DEAR ABBY: My 11-year-old niece sometimes calls my 7-year-old son fat, which hurts him to the core. He’s very close with his cousins, and we get together a lot. I have talked to my sister on numerous occasions about it.
My son knows it’s not OK to make fun of how others look, and he doesn’t understand why she says these mean things to him. She’s old enough to know better. I don’t know how to get through to my sister that this behavior should be reprimanded when she doesn’t seem to care. — FED UP IN WISCONSIN
DEAR FED UP: Your sister’s parenting skills appear to be questionable. Because she refuses to teach her daughter consideration for the feelings of others, or reprimand her when she’s cruel and hurtful, see less of the two of them and spend more time with the other cousins.
DEAR ABBY: I am a 26-year-old college graduate. I immigrated here in 2001, so English is my second language. I have no accent, and I have been doing well in my life overall, except I score low on reading and written communication when I take exams.
I’m intelligent and a quick learner, but my vocabulary is kind of limited, and it makes me feel stupid, especially when I don’t score well on exams. I try to read, but I don’t always have the time. Do you have ideas on how I can improve my vocabulary or do better on exams? — SMART BUT FEELS STUPID
DEAR SMART: I know someone who, like you, immigrated to the United States in her early 20s after having spent her first 17 years in Russia. From there she went to Italy, where she learned to speak Italian. From there she came to the U.S.
When I asked her how she learned English, she told me it was by watching American television. If there was a word she didn’t understand, she would look it up in a dictionary. Not only can this be fun, I have heard others say that’s the way they learned English, too.
She also read books in English with a dictionary by her side. Audiobooks could be helpful, too. An adult education class might help you not only improve your vocabulary, but also help you sharpen your written English skills. Please consider it.

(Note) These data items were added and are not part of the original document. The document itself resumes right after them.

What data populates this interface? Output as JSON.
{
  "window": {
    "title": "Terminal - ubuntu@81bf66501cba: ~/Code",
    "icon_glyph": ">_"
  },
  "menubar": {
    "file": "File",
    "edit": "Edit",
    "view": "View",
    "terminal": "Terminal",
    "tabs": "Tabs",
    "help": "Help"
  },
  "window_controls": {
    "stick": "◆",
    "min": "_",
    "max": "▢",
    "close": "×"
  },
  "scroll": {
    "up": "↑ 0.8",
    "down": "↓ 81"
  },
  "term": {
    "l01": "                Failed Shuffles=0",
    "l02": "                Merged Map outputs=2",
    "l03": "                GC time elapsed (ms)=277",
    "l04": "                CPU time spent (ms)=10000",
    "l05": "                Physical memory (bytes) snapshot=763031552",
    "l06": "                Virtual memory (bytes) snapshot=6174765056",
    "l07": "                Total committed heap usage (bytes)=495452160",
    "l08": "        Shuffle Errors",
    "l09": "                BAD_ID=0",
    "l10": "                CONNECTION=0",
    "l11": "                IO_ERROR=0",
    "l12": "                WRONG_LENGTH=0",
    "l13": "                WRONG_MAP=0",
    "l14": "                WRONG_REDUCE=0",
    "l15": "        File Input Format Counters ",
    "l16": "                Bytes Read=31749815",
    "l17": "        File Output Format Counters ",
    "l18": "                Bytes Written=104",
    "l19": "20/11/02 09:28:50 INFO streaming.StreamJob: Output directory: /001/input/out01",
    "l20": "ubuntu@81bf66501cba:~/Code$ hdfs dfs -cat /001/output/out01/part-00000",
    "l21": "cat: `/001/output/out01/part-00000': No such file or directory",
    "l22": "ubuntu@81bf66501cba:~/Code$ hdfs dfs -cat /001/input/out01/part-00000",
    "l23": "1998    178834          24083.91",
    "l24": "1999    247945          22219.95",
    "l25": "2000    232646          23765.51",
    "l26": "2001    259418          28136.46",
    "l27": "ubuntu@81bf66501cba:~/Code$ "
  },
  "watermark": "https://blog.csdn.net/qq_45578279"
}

DEAR ABBY: When I take my dog for a walk, I always carry little doggy bags and pick up his business. I live in a residential neighborhood with alleys behind the houses. After my dog does his business, I pick it up and often throw the tied-up bag in a trash can along the alley. Is this rude? Is it illegal to put things in other people’s trash cans? My dog may make several stops along our long walks, and I don’t want to carry his waste with me the whole trip. — CONSIDERATE IN COLORADO
DEAR CONSIDERATE: Whether it’s illegal in your community is something you should check locally because there may be an ordinance that forbids it. While I can’t speak for everyone, some of the homeowners those trash cans belong to would strenuously object to someone throwing dog doo-doo into them. That’s why my advice is, “When in doubt — DON’T.”